Mas existe em DVD zona1. Encomenda-se no Amazon


----------



## kimcarvalho (20 Nov 2006 às 14:34)

Carlos Dias disse:


> *Dicas de Filmes para quem gosta de Frio..!!
> 
> Bem pessoal, abri esse tópico com o propósito de dar e receber dicas de filmes relacionados ao Clima ( Frio, Calor , Maremotos ,terremotos, ect. )
> 
> ...



Boas a todos ,

Carlos, sei que a tua intenção foi boa, mas para a próxima procura um pouco mais e verás que este tópico já existe . Se começar-mos a duplicar temas isto descamba em confusão e também será mau para a base de dados do fórum . 
Os outros todos deviam levar tau tau  pois já cá andam há mais tempo e certamente devem lembrar-se do tópico, ou não  

Ó pra ele aqui:  
http://www.meteopt.com/showthread.php?t=259

Foi o nosso companheiro iceberg , sim esse mesmo, o tal que faz parte da Administração no Banco de Portugal e que nos arranja empréstimos fabulosos com 0% de juros!   



Seringador disse:


> Para mim o filme que mais me impressionou foi o " Day After " - foi apagado da história, a primeira grande abordagem de um Inverno Nuclear



Seringador, tudo fixe (legal  )?  

Aqui fica a capa do DVD, e como disse o Luis, só zona 1 . Para lerem DVD's zona 1, têm de ter o vosso leitor de DVD's desbloqueado, uma vez que Portugal está inserido na zona 2, e por norma os leitores cá comprados, vem bloqueados para esta zona.


----------



## dj_alex (20 Nov 2006 às 14:43)

kimcarvalho disse:


> Boas a todos ,
> 
> Carlos, sei que a tua intenção foi boa, mas para a próxima procura um pouco mais e verás que este tópico já existe . Se começar-mos a duplicar temas isto descamba em confusão e também será mau para a base de dados do fórum .
> Os outros todos deviam levar tau tau  pois já cá andam há mais tempo e certamente devem lembrar-se do tópico, ou não
> ...



O filme nao é este?? [ame="http://www.amazon.co.uk/Day-After-Jason-Robards/dp/B00006HCQ9/sr=8-1/qid=1164033770/ref=pd_ka_1/202-5104783-1551030?ie=UTF8&s=dvd"]The Day After [DVD] [1983]: Amazon.co.uk: Jason Robards, JoBeth Williams, Steve Guttenberg, John Cullum, John Lithgow, Bibi Besch, Lori Lethin, Amy Madigan, Jeff East, Georgann Johnson, William Allen Young, Calvin Jung, Gayne Rescher, Nicholas Meyer, Robert Florio, William Paul Dornisch, Robert Papazian, Stephanie Austin, Edward Hume: DVD[/ame]

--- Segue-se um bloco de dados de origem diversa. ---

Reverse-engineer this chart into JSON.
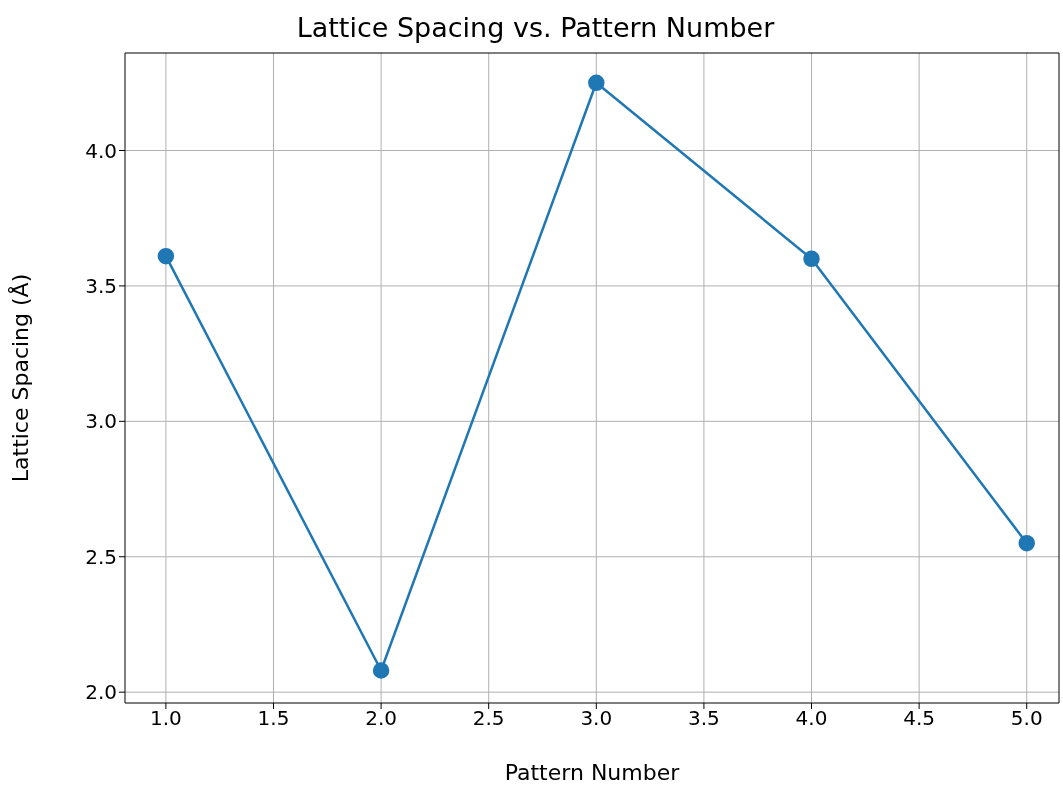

Se for este podem comprar o dvd da zona 2.


----------



## Seringador (20 Nov 2006 às 15:04)

Boas,

Sim e essa obra prima dos anos 80


----------



## Iceberg (20 Nov 2006 às 16:26)

Kimcarvalho, fizeste bem em lembrar que já existe um tópico de filmes sobre climatologia/meteorologia, e já agora, existe também um outro tópico sobre livros.

No entanto, os contributos são todos bem-vindos, como tu muito bem dizes.
Venham daí essas contribuições!  

Em relação à chalaça do Banco de Portugal, só posso dizer que não sou, como aqueles dos anúncios de TV, dono de um banco.  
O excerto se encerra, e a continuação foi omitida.